Een nadere kennismaking met de druif
EEN druif, ja, dat ben ik, een druif. U hebt mij geproefd zoals ik rechtstreeks van de wijnstok kwam, u hebt mij gedroogd tot rozijn, mij gekneusd voor uw wijnen, jam en gelei van mij gemaakt en mij in uw salades gedaan. Ik heb u op vele manieren behaagd, maar hebt u er wel eens over nagedacht hoe belangrijk mijn bestaan is?
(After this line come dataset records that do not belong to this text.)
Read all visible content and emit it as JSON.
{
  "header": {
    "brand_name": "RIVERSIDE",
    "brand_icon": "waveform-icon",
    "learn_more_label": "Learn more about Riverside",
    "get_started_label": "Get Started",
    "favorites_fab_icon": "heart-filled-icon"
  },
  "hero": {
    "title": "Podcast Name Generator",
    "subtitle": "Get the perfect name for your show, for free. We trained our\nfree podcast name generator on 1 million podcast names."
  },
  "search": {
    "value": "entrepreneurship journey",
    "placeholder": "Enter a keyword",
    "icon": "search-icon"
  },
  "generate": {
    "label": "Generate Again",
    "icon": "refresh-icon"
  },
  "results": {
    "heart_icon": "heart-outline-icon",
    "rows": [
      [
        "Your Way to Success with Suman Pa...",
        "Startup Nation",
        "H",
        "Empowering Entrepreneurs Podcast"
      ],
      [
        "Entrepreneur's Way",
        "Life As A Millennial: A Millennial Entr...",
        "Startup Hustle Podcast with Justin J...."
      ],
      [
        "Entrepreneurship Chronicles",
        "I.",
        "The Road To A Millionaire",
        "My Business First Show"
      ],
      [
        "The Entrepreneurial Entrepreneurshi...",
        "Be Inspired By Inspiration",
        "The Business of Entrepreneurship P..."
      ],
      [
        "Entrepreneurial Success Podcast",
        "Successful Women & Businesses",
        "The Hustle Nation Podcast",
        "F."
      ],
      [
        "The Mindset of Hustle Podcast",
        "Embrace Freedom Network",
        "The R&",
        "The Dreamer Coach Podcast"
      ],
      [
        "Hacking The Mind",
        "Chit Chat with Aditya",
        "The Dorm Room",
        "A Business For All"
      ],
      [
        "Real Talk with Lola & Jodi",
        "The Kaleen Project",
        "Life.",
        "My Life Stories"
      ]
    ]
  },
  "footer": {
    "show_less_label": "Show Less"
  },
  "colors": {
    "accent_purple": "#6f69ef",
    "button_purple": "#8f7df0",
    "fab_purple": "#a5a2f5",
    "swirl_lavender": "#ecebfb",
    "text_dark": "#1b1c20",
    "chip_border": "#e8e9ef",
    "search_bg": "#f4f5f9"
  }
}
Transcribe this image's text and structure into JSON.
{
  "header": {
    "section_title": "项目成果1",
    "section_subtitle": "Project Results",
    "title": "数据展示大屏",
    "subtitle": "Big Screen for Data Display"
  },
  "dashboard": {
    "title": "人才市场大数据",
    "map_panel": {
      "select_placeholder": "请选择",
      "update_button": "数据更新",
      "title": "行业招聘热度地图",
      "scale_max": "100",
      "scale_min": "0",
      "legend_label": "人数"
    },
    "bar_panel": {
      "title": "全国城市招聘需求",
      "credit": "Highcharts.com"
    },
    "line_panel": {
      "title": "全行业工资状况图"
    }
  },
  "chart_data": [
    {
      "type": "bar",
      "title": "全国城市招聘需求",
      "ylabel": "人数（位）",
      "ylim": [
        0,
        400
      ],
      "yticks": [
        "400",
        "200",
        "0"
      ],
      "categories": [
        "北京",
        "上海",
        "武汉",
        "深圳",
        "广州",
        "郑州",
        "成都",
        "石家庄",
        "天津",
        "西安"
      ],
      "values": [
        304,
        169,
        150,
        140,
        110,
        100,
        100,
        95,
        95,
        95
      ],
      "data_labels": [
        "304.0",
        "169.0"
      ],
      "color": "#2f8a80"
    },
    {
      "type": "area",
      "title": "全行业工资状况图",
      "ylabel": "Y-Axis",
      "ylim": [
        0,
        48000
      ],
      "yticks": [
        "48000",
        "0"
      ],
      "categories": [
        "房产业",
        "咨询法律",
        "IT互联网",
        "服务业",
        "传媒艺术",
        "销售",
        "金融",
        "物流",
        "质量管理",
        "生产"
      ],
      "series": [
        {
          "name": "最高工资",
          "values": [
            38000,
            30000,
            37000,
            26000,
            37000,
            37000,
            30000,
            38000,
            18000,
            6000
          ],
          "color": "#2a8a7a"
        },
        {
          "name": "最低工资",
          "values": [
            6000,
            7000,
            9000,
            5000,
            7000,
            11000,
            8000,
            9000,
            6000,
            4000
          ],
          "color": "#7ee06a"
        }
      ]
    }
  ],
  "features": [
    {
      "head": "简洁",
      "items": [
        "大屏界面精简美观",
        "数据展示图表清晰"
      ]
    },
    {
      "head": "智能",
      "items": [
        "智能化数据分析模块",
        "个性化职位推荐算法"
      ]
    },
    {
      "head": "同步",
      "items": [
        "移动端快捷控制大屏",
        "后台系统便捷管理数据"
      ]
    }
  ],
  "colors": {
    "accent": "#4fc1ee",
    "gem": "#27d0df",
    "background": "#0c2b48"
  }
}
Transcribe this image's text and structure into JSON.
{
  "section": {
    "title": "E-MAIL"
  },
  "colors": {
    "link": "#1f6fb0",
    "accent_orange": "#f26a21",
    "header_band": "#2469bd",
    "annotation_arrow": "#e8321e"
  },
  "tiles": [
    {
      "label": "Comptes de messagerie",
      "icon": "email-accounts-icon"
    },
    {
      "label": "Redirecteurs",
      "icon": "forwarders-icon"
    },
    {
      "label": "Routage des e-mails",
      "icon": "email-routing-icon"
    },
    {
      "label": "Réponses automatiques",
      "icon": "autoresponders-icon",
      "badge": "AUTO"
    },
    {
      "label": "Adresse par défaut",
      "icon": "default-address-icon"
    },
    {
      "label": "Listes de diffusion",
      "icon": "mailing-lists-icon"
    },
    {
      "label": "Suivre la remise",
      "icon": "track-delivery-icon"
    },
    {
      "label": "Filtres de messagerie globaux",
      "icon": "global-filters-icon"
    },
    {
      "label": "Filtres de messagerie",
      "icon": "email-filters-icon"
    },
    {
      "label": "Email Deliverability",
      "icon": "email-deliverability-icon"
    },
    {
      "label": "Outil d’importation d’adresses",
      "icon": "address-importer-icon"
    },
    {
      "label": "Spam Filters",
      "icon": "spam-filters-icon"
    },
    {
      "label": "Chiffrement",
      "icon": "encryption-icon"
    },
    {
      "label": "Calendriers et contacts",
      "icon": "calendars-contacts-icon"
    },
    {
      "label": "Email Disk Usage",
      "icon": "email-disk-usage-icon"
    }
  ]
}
Ik was hier reeds lang voordat u en uw voorouders op deze aarde kwamen. Ik werd trouwens voor uw plezier geschapen. Mijn groei werd voor een korte tijdsperiode onderbroken vanwege de vloed in de dagen van Noach, maar ik verwierf mij opnieuw algemene bekendheid, zowel ten goede als ten kwade, toen Noach een weinig te veel dronk. — Gen. 9:20, 21.
Wijn is mijn specialiteit. Wanneer ik met mate genuttigd word, kan ik het hart verheugen en het hart in een vrolijke stemming brengen (Ps. 104:15; Esth. 1:10). Ik kan medicinaal gebruikt worden, zoals de apostel Paulus Timótheüs aanraadde, of aangewend worden om infectie van een wond te voorkomen (1 Tim. 5:23; Luk. 10:34). Tegenwoordig word ik wel gebruikt om het bloed te versterken van hen die aan bloedarmoede lijden.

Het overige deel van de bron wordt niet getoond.